Full list of languages
Where can we find a list of the languages used during training? And will there be a paper to be released?
Thank you for the model and for the help!
We trained our model on multiple languages including ar, bg, ca, cs, da, de, el, en, es, et, fa, fi, fr, hi, hu, id, it, iw, ja, kk, ko, lt, lv, mr, ms, nl, no, pl, pt, ro, ru, sk, sl, sr, sv, ta, th, tr, uk, vi, and zh. Notably, the primary languages in our training data were Chinese and English. As for your inquiry about a paper, we currently do not have plans to release one.

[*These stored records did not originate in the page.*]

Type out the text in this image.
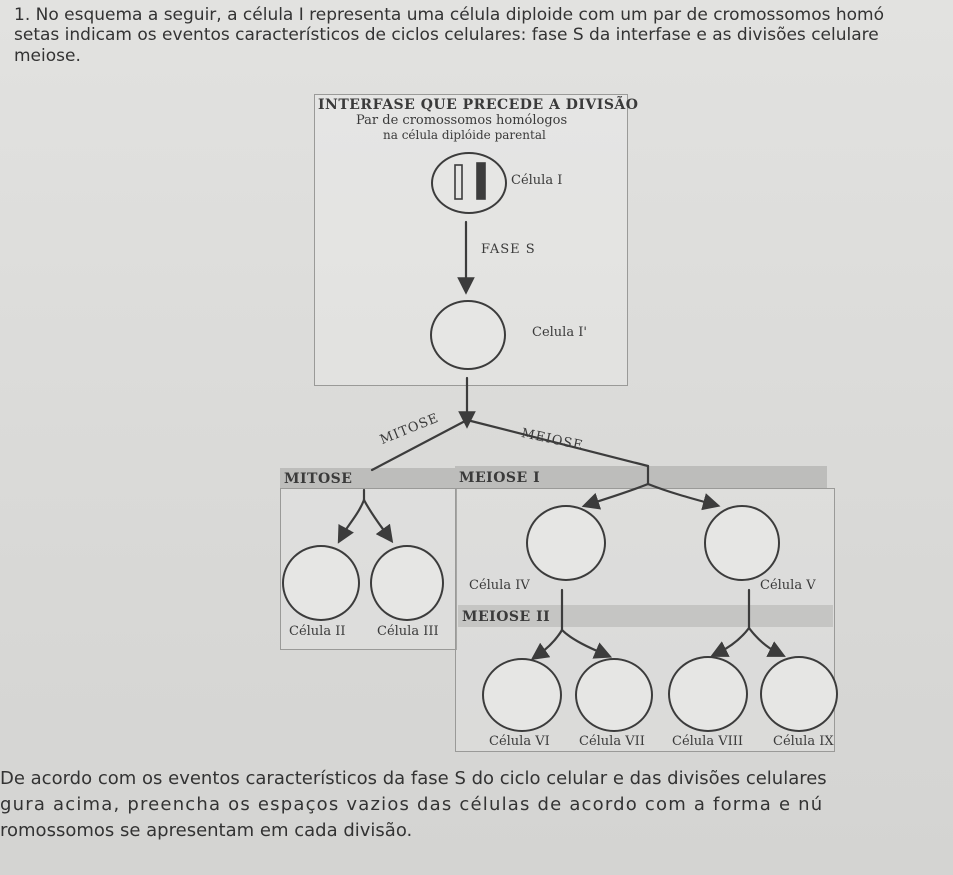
1. No esquema a seguir, a célula I representa uma célula diploide com um par de cromossomos homó
setas indicam os eventos característicos de ciclos celulares: fase S da interfase e as divisões celulare
meiose.
INTERFASE QUE PRECEDE A DIVISÃO
Par de cromossomos homólogos
na célula diplóide parental
Célula I
FASE S
Celula I'
MITOSE	MEIOSE
MITOSE	MEIOSE I
MEIOSE II
Célula II Célula III
Célula IV	Célula V
Célula VI Célula VII Célula VIII Célula IX
De acordo com os eventos característicos da fase S do ciclo celular e das divisões celulares
gura acima, preencha os espaços vazios das células de acordo com a forma e nú
romossomos se apresentam em cada divisão.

Thanks.
How about programming languages?
We have included the following programming languages in our pre-training data: ABAP, Arduino, Assembly, Shell, C, C#, C++, Clojure, COBOL, Crystal, CUDA, Dart, Pascal, Elixir, Erlang, F#, Fortran, Go, Groovy, Haskell, CSS, Java, JavaScript, Julia, Kotlin, Common Lisp, Emacs Lisp, Objective-C++, OCaml, Perl, PHP, PowerShell, Python, R, Ruby, Rust, Scala, Solidity, SQL, Swift, TypeScript, Verilog, VHDL, Visual Basic.
What is the proportion of each language?ar, bg, ca, cs, da, de, el, en, es, et, fa, fi, fr, hi, hu, id, it, iw, ja, kk, ko, lt, lv, mr, ms, nl, no, pl, pt, ro, ru, sk, sl, sr, sv, ta, th, tr, uk, vi, and zh
Any test results on cross language tasks?